Knowing this he still thought it a good idea to showboat in front of the camera, saying the British government "doesn't give a f**ing f*** about'" loyalist communities and most notably that the loyalist flute band North Down Defenders was "our homeland security".

There has to be better people within loyalism in east Belfast to take that organisation forward than some cardboard cutout UDA man wearing a t-shirt two sizes too small and with no mental filter. In fact there are better people, I've met plenty of them over the years.

Regardless of what members of the DUP and Sinn Féin coalition might claim, asking questions about the allocation of millions of public money is not anti peace process, anti loyalist or anti working class.

In fact privileged political reps with endless expense accounts and chauffeur driven cars calling anyone anti working class is downright insulting.

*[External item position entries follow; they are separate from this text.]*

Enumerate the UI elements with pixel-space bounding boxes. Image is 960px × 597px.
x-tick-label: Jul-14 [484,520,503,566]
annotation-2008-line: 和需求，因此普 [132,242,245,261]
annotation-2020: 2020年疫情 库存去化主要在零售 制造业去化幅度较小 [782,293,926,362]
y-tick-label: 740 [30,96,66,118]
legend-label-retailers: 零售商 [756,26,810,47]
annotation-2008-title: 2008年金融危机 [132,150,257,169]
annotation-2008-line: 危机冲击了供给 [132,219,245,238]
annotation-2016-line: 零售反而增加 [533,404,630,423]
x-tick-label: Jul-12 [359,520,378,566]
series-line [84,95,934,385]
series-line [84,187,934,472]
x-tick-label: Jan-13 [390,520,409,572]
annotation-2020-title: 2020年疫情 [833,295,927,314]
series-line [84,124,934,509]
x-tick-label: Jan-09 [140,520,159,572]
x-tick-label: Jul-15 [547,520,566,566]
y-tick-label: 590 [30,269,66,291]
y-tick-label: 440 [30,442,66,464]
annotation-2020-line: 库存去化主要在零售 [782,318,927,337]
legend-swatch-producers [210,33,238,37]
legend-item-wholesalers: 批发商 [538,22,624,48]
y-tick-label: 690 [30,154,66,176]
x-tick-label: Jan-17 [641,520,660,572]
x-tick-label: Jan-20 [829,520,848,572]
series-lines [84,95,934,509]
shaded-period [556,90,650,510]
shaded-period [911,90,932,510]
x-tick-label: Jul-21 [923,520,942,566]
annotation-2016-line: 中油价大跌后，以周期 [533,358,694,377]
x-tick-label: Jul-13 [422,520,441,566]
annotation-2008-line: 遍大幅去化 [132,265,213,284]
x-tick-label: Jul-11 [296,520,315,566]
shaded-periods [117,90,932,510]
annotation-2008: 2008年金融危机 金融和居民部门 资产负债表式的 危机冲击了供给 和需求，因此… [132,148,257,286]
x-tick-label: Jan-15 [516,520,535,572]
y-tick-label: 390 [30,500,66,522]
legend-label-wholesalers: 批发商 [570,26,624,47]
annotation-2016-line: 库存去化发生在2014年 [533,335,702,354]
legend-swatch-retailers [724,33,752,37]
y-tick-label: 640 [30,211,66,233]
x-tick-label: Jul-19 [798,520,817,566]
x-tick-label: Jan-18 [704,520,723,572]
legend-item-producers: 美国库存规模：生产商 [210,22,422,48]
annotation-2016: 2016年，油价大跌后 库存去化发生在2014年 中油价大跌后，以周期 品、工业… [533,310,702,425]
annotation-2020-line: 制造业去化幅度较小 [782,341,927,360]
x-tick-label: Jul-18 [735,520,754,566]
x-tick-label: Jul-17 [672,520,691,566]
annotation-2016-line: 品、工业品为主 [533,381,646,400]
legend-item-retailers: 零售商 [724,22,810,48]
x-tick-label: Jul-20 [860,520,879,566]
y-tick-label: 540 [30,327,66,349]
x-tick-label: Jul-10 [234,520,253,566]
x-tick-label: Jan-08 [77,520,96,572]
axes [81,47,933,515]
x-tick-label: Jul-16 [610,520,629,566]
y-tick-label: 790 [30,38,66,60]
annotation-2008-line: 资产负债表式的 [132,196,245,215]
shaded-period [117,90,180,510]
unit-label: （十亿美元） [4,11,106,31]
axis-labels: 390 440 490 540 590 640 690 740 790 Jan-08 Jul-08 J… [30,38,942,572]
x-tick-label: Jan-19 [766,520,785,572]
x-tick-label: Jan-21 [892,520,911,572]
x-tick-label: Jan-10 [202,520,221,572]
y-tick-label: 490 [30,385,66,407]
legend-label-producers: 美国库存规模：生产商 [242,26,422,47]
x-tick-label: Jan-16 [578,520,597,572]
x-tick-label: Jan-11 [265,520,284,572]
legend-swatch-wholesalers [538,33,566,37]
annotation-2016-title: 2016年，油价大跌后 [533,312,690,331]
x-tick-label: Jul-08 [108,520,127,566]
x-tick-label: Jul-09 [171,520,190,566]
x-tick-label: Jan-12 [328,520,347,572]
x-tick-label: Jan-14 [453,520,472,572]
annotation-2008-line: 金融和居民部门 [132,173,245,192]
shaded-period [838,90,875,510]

It's not snobby to question why the CEO of an organisation that has benefited from millions of public funding is giving cringe worthy interviews, for Dee Stitt doesn't live like most working class people, he lives a life much more privileged as a result of a publicly funded role he doesn't appear to take very seriously.

You have to wonder had Jeffrey Donaldson not been cornered by Stephen Nolan this week would anyone from the DUP have admitted the unsuitability of Stitt to head up Charter NI.

But with the Stitt show attracting so much attention there is a danger of becoming distracted from the wider issue.

Funding to both loyalist and republican communities has been part and parcel of the peace process, at times controversially so.

Successive British and Irish governments have been happy to neuter the paramilitary threat by throwing money at it.

At a time when money for legacy inquests is being withheld by Stormont and political squabbling over pensions for victims is ongoing you can understand why such pay outs cause outbursts of public anger.

But it would be remiss of me as a reporter to dismiss all such organisations because of the actions of the few.

At a recent exhibition to mark 20th anniversary of Lisburn Prisoner Support Project it was said that of the 130 prisoners the group have worked with none have re-offended or been returned to prison. Given the re-offending rate of those leaving the prison system this is quite remarkable.

The Resurgam Trust employs former prisoners, but you've only to look at the improvements in Lisburn's Old Warren estate to see that funding is reaching the community, a place families were once desperate to escape now has a lengthy waiting list of people wanting to live there.

If the DUP and Sinn Féin coalition really want to convince the public that the SIF fund is reaching those most in need then the answer is simple, open the process up to competition, make it transparent and accountable and don't be so arrogant as to accuse anyone who questions the behind doors allocation of millions in public funding of being anti-working class.

For to ask that money intended for deprived communities reaches those most in need is defending the working class not attacking them.